2. Mobilize every possible tanker to siphon up crude from as close to the leak points as possible. Oil industry leaders as John Hofmeister (president of Shell Oil from 2005 until 2008) have recommended this, but inexplicably neither BP nor the federal government are talking about even trying this idea. BP currently has only one spot where they have inserted a tube into a riser, or pipe, that is leaking oil from the sea floor. The company is gathering the crude oil and siphoning it up to a drill ship for storage.
They should have at least a dozen collectors. BP has 24 tankers that are being used to make money for BP, not for clean-up duty. (President Obama should also use all necessary federal power -- or money, and send BP the bill -- to put as many tankers and refineries from other companies on the task.)
Mile-long pipes could be dangled down into the crude spewing from the wellhead and at each breach in the riser pipe, and the tankers could pump the crude mixed with water back into the tankers. They could then separate the crude and water in the tanker, and pump the water out on the spot.

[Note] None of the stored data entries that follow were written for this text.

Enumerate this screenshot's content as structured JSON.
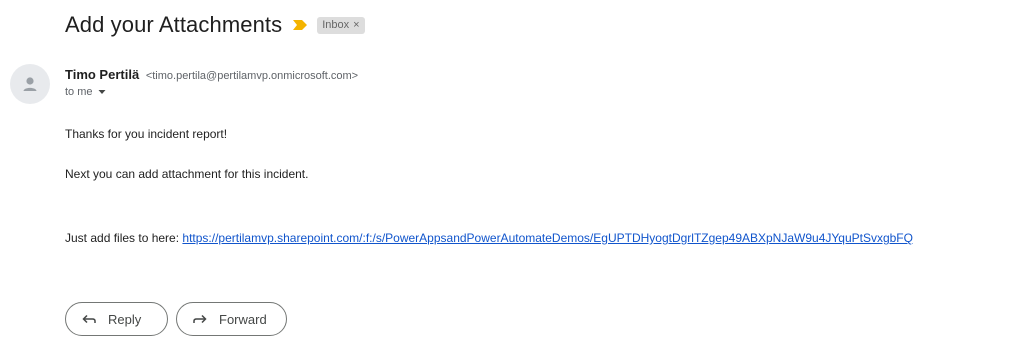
{
  "email": {
    "subject": "Add your Attachments",
    "label": "Inbox",
    "label_close": "×",
    "sender_name": "Timo Pertilä",
    "sender_email": "<timo.pertila@pertilamvp.onmicrosoft.com>",
    "recipient": "to me",
    "body": {
      "line1": "Thanks for you incident report!",
      "line2": "Next you can add attachment for this incident.",
      "line3_prefix": "Just add files to here: ",
      "link": "https://pertilamvp.sharepoint.com/:f:/s/PowerAppsandPowerAutomateDemos/EgUPTDHyogtDgrlTZgep49ABXpNJaW9u4JYquPtSvxgbFQ"
    }
  },
  "actions": {
    "reply_label": "Reply",
    "forward_label": "Forward"
  },
  "icons": {
    "importance": "importance-marker-icon",
    "avatar": "person-avatar-icon",
    "caret": "caret-down-icon",
    "reply": "reply-arrow-icon",
    "forward": "forward-arrow-icon"
  },
  "colors": {
    "importance": "#f4b400",
    "link": "#1155cc",
    "label_bg": "#dddddd"
  }
}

This should continue until each tanker is full of oil. The crude should then be taken to a refinery for processing, as other tankers take their place. Submersibles can be used to monitor the uptake into the dangling pipes, moving them as needed to keep them picking up as much crude as possible.
Even after some separation time in the tankers, the crude will be contaminated with water beyond the typical water contamination levels acceptable at refineries. This would drive up the price of gas in the short term. The president will need to go on TV and ask all Americans to cut their gasoline and energy usage in half, as an emergency response to the disaster in the Gulf, so that tankers and refineries can enact these far-from-perfect cleanup measures.
3. Restart work on the second pressure relief well. BP did start work on two relief wells as the government requested, but the second has been shut down to cannabalize parts from it for the primary well kill effort. The President must order BP to spend whatever money it takes to get another blow out preventer on site, to re-start work on the second pressure relief well. A recent blow-out off the coast of Australia required five pressure relief wells to successfully shut it down.